Steps to Reproduce (for bugs)
input:
wget https://metaclust.mmseqs.com/2018_06/metaclust_nr.fasta.gz
gunzip metaclust_nr.fasta.gz
grep -A1 GraSoiStandDraft_25_1057303.scaffolds.fasta_scaffold3271246_1
output:
>GraSoiStandDraft_25_1057303.scaffolds.fasta_scaffold3271246_1 # 1 # 249 # 1 # ID=3271246_1;partial=11;start_type=Edge;rbs_motif=None;rbs_spacer=None;gc_cont=0.582
HIGGTHYQNHHDFDPYLARVQQGELPVYRALTPSADERLIREFILQLKLGQVSRAYFQKKFGIELCERFRAPFQTLADWGLLA
input:
wget http://wwwuser.gwdg.de/~compbiol/colabfold/colabfold_envdb_202108.tar.gz
tar xvf colabfold_envdb_202108.tar.gz
grep GraSoiStandDraft_25_1057303.scaffolds.fasta_scaffold3271246_1 colabfold_envdb_202108_h.tsv
output:
117269648 GraSoiStandDraft_25_1057303.scaffolds.fasta_scaffold3271246_1
input:
grep 117269648 colabfold_envdb_202108_seq.tsv
output:
117269648 MAYTLPELSYDYAALEPHVDAETMRIHHDLHHAGYMNKLNAALEKYPEFFEKGIEDLMRNLDKIPEDVRGGVKNNGGGYFNHNLFWESMSPDGGAPEGELKDAIEKSFGSFDEMKEKFSNAAATQFGSGWAWLYKESDGSLGITNTSNQDIPFAEGRTLLMNLDVWEHSYYLKYQNKRPDYIENWWNVLNWKGVAEKFKS
I then go to
https://genome.jgi.doe.gov/portal/pages/dynamicOrganismDownload.jsf?organism=GraSoiStandDraft_25
and download the scaffolds for that sample.
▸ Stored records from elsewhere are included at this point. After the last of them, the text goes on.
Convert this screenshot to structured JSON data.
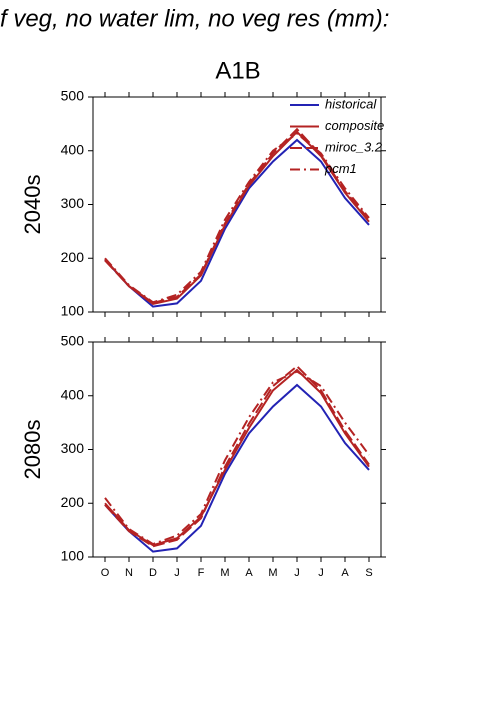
{
  "chart_data": [
    {
      "type": "line",
      "title": "f veg, no water lim, no veg res (mm):",
      "subtitle": "A1B",
      "ylabel": "2040s",
      "ylim": [
        100,
        500
      ],
      "yticks": [
        100,
        200,
        300,
        400,
        500
      ],
      "legend": "upper right",
      "series": [
        {
          "name": "historical",
          "color": "#2323b4",
          "style": "solid",
          "values": [
            197,
            148,
            110,
            116,
            158,
            255,
            330,
            380,
            420,
            380,
            312,
            262
          ]
        },
        {
          "name": "composite",
          "color": "#b42323",
          "style": "solid",
          "values": [
            198,
            148,
            115,
            125,
            168,
            262,
            335,
            390,
            435,
            390,
            322,
            268
          ]
        },
        {
          "name": "miroc_3.2",
          "color": "#b42323",
          "style": "dashed",
          "values": [
            196,
            148,
            117,
            128,
            170,
            265,
            338,
            395,
            440,
            392,
            325,
            272
          ]
        },
        {
          "name": "pcm1",
          "color": "#b42323",
          "style": "dashdot",
          "values": [
            200,
            150,
            118,
            132,
            175,
            272,
            342,
            400,
            432,
            395,
            330,
            275
          ]
        }
      ]
    },
    {
      "type": "line",
      "ylabel": "2080s",
      "categories": [
        "O",
        "N",
        "D",
        "J",
        "F",
        "M",
        "A",
        "M",
        "J",
        "J",
        "A",
        "S"
      ],
      "ylim": [
        100,
        500
      ],
      "yticks": [
        100,
        200,
        300,
        400,
        500
      ],
      "series": [
        {
          "color": "#2323b4",
          "style": "solid",
          "values": [
            197,
            148,
            110,
            116,
            158,
            255,
            330,
            380,
            420,
            380,
            312,
            262
          ]
        },
        {
          "color": "#b42323",
          "style": "solid",
          "values": [
            200,
            150,
            122,
            135,
            175,
            262,
            340,
            410,
            448,
            405,
            330,
            268
          ]
        },
        {
          "color": "#b42323",
          "style": "dashed",
          "values": [
            197,
            148,
            120,
            132,
            172,
            268,
            348,
            418,
            455,
            410,
            335,
            272
          ]
        },
        {
          "color": "#b42323",
          "style": "dashdot",
          "values": [
            210,
            152,
            124,
            140,
            180,
            280,
            360,
            425,
            445,
            418,
            350,
            290
          ]
        }
      ]
    }
  ]
}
I then make a blast database and blast the two sequences
>metaclust
HIGGTHYQNHHDFDPYLARVQQGELPVYRALTPSADERLIREFILQLKLGQVSRAYFQKKFGIELCERFRAPFQTLADWGLLA
>colabfold_envdb_202108
MAYTLPELSYDYAALEPHVDAETMRIHHDLHHAGYMNKLNAALEKYPEFFEKGIEDLMRNLDKIPEDVRGGVKNNGGGYFNHNLFWESMSPDGGAPEGELKDAIEKSFGSFDEMKEKFSNAAATQFGSGWAWLYKESDGSLGITNTSNQDIPFAEGRTLLMNLDVWEHSYYLKYQNKRPDYIENWWNVLNWKGVAEKFKS
against the scaffolds using tblastn. I get a perfect match on scaffold3271246 for the metaclust sequence, but the best match from the colabfold_envdb_202108 sequence has about 50% identity.